Und zum Glück durch Zersetzung nicht allzu lange. Sandra folgte mit einem
leider viel zu kurzen Gedicht – ich hätte gerne mehr davon gehört – und bildete
damit einen zeitlich starken Kontrast zu ihrer Fahrtzeit von Frankfurt nach Reichelsheim im ÖPNV; sie schaffte
es nach einem zwar rechtzeitig erwischten Zug, der aber leider der falsche war,
erst kurz vor ihrem Auftritt zu uns (und zwar mit einem Taxi). Letztlich lief
es auf ein spannendes Kopf-an-Kopf-Rennen (zwar besser:
Verszeile-an-Verszeile-Rennen; ist aber zu lang, um die Spannungskurve dieses
Bericht oben halten zu können) hinaus, in dem sich am Ende Vorwiegendinmoll mit seinem
Text über dessen chinesische und deutsche Seite, die ihn zwischen Asiawochen im
Burgerladen und 324 Meter hohen Gartenzwergen schwanken lassen, gegen Lucas
theaterreife Darbietung seiner zeitgenössischen Umsetzung von Goethes Faust
durchsetze.
von links: Vorwiegendinmoll, Lena, Seb und Andreas |
Im Finale traten die drei Qualifizierten mit jeweils einem
zweiten Text direkt gegeneinander an.
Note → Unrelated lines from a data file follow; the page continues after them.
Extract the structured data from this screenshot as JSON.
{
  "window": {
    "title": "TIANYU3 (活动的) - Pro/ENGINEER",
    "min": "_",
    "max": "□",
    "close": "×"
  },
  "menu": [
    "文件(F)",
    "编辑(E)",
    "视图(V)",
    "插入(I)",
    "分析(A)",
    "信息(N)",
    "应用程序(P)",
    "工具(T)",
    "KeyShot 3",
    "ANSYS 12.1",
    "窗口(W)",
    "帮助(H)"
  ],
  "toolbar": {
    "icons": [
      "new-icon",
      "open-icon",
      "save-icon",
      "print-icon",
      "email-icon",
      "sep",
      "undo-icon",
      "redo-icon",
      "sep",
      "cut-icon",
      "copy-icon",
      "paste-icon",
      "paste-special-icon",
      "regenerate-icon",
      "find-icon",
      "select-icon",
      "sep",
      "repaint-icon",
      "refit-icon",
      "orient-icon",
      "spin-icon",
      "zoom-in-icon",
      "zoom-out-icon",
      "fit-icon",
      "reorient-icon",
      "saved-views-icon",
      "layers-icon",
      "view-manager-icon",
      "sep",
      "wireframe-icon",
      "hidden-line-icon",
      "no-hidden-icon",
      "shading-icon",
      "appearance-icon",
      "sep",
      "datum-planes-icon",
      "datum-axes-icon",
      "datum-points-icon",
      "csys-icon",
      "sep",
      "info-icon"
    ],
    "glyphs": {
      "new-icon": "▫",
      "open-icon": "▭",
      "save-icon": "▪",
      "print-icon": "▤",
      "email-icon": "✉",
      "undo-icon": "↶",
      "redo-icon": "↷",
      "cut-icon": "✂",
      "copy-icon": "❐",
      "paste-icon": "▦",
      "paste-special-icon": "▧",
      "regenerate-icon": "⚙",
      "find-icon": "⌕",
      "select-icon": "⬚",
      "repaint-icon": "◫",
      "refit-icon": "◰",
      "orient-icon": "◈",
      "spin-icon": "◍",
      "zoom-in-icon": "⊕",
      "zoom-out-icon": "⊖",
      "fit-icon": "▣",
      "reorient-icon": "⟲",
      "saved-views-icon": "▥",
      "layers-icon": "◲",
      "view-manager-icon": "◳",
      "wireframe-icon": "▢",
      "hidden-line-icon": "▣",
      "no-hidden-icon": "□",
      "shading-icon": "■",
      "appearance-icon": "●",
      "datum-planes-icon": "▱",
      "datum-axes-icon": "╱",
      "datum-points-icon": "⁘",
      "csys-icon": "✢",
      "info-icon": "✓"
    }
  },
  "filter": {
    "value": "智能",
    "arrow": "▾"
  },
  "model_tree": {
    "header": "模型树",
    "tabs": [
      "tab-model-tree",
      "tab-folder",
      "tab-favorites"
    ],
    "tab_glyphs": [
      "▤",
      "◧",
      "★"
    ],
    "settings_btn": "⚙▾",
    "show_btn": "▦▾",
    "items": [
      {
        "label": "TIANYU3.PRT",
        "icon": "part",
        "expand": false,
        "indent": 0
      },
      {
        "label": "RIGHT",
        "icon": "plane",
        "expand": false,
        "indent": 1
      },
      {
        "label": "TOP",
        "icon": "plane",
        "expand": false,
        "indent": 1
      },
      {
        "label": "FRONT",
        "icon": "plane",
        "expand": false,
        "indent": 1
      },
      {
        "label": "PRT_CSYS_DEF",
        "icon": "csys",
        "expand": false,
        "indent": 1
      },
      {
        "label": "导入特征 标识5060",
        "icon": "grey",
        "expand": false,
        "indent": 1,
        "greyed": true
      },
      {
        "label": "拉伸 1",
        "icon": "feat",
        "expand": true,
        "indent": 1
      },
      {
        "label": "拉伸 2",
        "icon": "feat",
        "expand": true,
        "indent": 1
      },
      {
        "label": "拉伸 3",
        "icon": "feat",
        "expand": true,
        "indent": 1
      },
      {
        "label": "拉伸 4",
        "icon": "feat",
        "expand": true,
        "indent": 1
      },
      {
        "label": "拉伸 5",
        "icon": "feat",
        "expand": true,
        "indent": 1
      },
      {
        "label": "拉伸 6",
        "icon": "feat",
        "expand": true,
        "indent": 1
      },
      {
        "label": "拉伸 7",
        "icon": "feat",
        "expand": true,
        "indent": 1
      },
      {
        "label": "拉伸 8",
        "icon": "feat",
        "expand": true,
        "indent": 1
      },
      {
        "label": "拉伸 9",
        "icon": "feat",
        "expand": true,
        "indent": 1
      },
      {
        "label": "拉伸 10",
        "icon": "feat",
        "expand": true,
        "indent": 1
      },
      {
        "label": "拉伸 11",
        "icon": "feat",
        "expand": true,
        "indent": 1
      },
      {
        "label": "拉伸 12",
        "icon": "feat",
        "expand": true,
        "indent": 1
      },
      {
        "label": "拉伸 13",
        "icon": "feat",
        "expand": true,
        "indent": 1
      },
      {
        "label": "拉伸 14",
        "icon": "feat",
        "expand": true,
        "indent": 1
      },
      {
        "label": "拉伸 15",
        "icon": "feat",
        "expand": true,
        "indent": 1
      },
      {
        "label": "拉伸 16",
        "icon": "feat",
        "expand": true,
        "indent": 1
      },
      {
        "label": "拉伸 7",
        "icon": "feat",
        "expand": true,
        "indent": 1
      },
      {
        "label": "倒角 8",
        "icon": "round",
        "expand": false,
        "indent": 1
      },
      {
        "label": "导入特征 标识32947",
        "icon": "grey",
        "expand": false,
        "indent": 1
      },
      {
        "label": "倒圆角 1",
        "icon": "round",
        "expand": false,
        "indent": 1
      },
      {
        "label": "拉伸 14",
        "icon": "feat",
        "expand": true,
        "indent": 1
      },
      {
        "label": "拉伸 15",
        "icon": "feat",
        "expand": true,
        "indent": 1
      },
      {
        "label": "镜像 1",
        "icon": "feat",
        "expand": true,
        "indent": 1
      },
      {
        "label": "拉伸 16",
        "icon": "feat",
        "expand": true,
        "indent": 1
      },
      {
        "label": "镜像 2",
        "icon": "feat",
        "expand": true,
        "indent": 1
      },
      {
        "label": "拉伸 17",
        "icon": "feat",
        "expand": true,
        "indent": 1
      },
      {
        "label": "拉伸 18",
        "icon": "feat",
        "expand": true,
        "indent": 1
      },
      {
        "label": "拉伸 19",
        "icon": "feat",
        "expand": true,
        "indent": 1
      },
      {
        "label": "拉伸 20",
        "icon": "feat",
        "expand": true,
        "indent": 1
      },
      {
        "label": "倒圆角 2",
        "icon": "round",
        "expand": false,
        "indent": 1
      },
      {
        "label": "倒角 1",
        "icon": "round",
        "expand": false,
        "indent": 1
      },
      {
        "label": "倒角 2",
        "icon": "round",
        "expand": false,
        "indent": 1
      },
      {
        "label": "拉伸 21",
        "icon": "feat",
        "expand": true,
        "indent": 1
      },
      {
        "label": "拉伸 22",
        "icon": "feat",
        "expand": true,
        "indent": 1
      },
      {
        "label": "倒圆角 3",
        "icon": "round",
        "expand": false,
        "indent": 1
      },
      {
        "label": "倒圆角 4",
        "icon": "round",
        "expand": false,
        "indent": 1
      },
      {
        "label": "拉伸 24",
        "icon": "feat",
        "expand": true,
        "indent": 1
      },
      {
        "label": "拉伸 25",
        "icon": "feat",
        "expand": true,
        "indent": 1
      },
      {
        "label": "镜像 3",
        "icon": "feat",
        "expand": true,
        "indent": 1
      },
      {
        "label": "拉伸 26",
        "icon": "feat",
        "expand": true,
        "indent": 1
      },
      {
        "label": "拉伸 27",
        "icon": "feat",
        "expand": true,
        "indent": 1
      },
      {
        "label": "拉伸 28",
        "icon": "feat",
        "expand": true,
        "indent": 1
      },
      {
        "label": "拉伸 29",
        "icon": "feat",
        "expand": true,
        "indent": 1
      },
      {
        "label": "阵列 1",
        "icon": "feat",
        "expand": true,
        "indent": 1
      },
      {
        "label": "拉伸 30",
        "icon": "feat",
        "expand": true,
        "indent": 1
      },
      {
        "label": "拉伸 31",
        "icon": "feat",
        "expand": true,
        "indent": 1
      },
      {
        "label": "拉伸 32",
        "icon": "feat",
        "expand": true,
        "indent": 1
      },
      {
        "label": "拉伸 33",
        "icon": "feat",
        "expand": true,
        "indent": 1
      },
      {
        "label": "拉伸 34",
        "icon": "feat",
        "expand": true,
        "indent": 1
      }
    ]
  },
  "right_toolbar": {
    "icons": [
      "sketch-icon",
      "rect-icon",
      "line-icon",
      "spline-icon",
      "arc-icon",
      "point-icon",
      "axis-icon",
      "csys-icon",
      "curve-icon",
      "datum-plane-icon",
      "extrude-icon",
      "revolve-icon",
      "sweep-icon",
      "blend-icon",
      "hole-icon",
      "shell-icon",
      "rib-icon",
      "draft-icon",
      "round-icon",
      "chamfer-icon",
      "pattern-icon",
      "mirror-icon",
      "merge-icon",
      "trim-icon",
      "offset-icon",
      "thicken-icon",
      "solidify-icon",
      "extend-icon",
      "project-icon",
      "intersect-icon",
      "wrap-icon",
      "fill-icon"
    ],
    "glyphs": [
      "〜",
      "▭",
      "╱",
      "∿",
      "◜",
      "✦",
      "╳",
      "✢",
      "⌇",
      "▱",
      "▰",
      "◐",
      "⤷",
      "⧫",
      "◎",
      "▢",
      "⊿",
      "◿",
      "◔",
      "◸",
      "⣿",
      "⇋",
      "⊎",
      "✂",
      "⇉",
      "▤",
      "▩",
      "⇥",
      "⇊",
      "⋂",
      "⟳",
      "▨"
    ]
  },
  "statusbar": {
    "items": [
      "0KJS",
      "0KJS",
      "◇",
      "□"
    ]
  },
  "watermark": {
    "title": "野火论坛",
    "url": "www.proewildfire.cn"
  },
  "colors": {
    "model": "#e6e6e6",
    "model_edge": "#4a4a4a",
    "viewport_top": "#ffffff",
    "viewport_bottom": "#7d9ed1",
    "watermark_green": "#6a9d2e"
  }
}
Der Applausentscheid des Publikums setzte
Lena mit „Leute wie du“ und Vorwiegendinmoll mit „Sex“ auf einen gemeinsamen
sehr guten zweiten Platz. Den klaren ersten Platz und ersten Sieg der Saison
2012/2013 erlangte Sebastian mit dem Text „Tetris, Level 86“. Doch wie auch im
letzten Jahr sind alle Finalisten gleichermaßen Sieger, laden wir sie doch im August zu unserem zweiten Open-Air-Saisonfinale ein. Daher waren die Preise auch für alle drei gleich: Je eine
Flasche Sekt und ein schönes Cockpit-Shirt. Letzteres jeweils in XL, was
beweist, dass sich der Humor der Veranstaltung auch im Anschluss noch
weiterträgt. In aller zufälligen Doppeldeutigkeit.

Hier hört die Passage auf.